Against this background broadband carriers struggle to balance of cost, performance, and fairness, all the while hectored by a consumer rights lobby oblivious to their technical challenges.

The public is unlikely to benefit from the FCC’s protracted hearing process unless there’s a change of emphasis. Comcast has already announced a change to their traffic management system that makes it more application-agnostic, so the basis of the complaints will soon be moot.

The Commission should use the Stanford hearing to explore the ways that the Internet is unique among networks, and to improving the means available to consumers for evaluating competing Internet access services. For openers, this begins with the understanding that residential Internet access is a variable-rate system. These services are sold with caps on download and upload rates, not with guarantees that the peak rate is available at all hours (commercial Internet accounts with guaranteed “Committed Information Rates” are much more expensive than residential accounts.)

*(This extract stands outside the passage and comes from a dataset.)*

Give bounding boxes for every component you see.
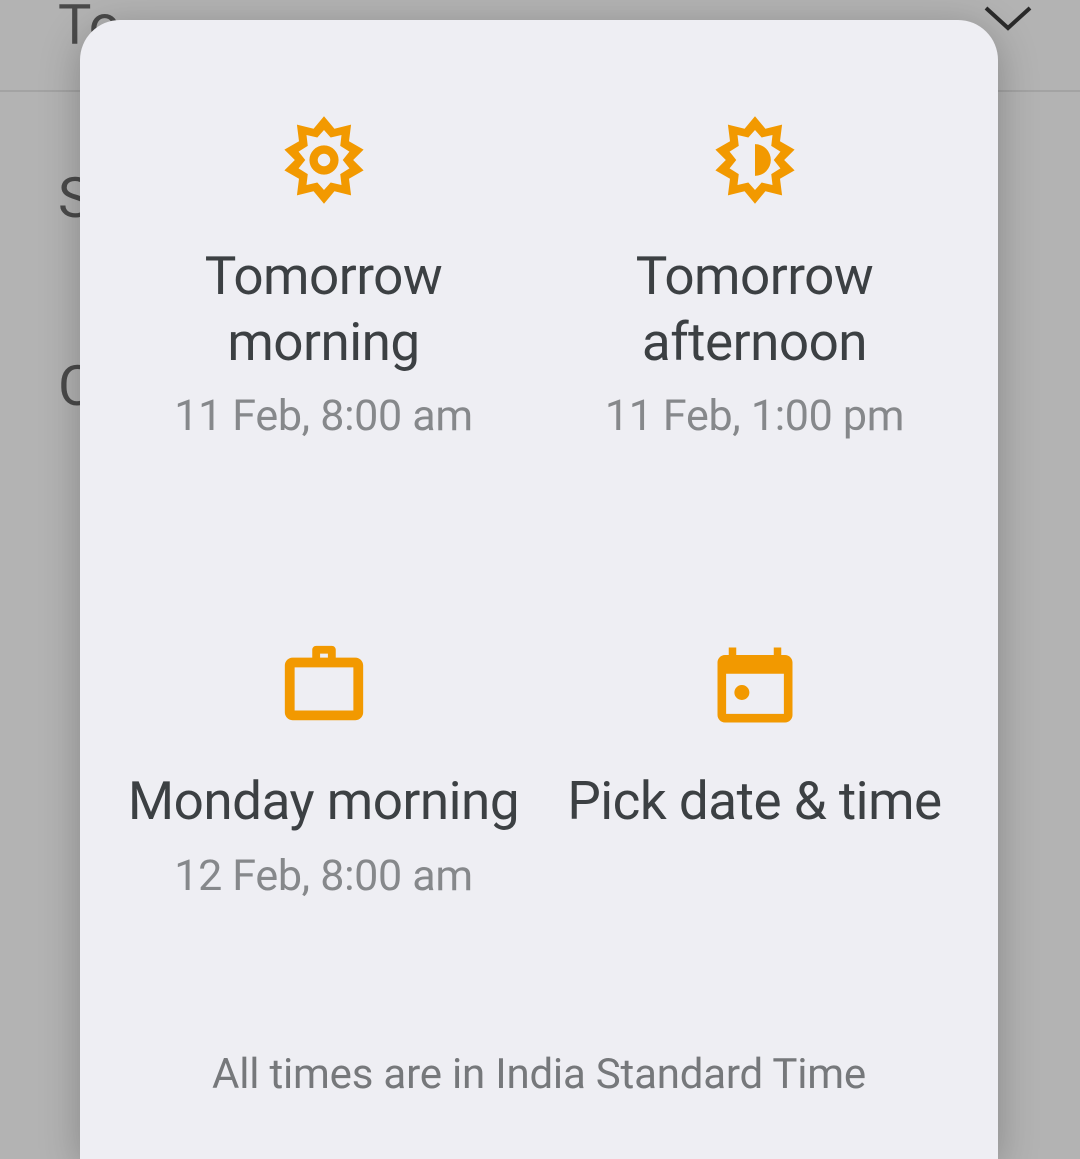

It would be helpful to consumers to know what rates they can expect, on average, at different times of the day, and to have additional management capabilities. End-user traffic shaping is an especially important feature for those of us with home networks.

While the FCC can help in getting a disclosure process moving, it’s not necessary to force it by creating new rules for network management. Industry, in collaboration with responsible consumer groups, is already headed in that direction, so it’s sufficient for the Commission to take a secondary role. The best thing it can do is lead by the example of conducting a more sober hearing than the Berkman Affair.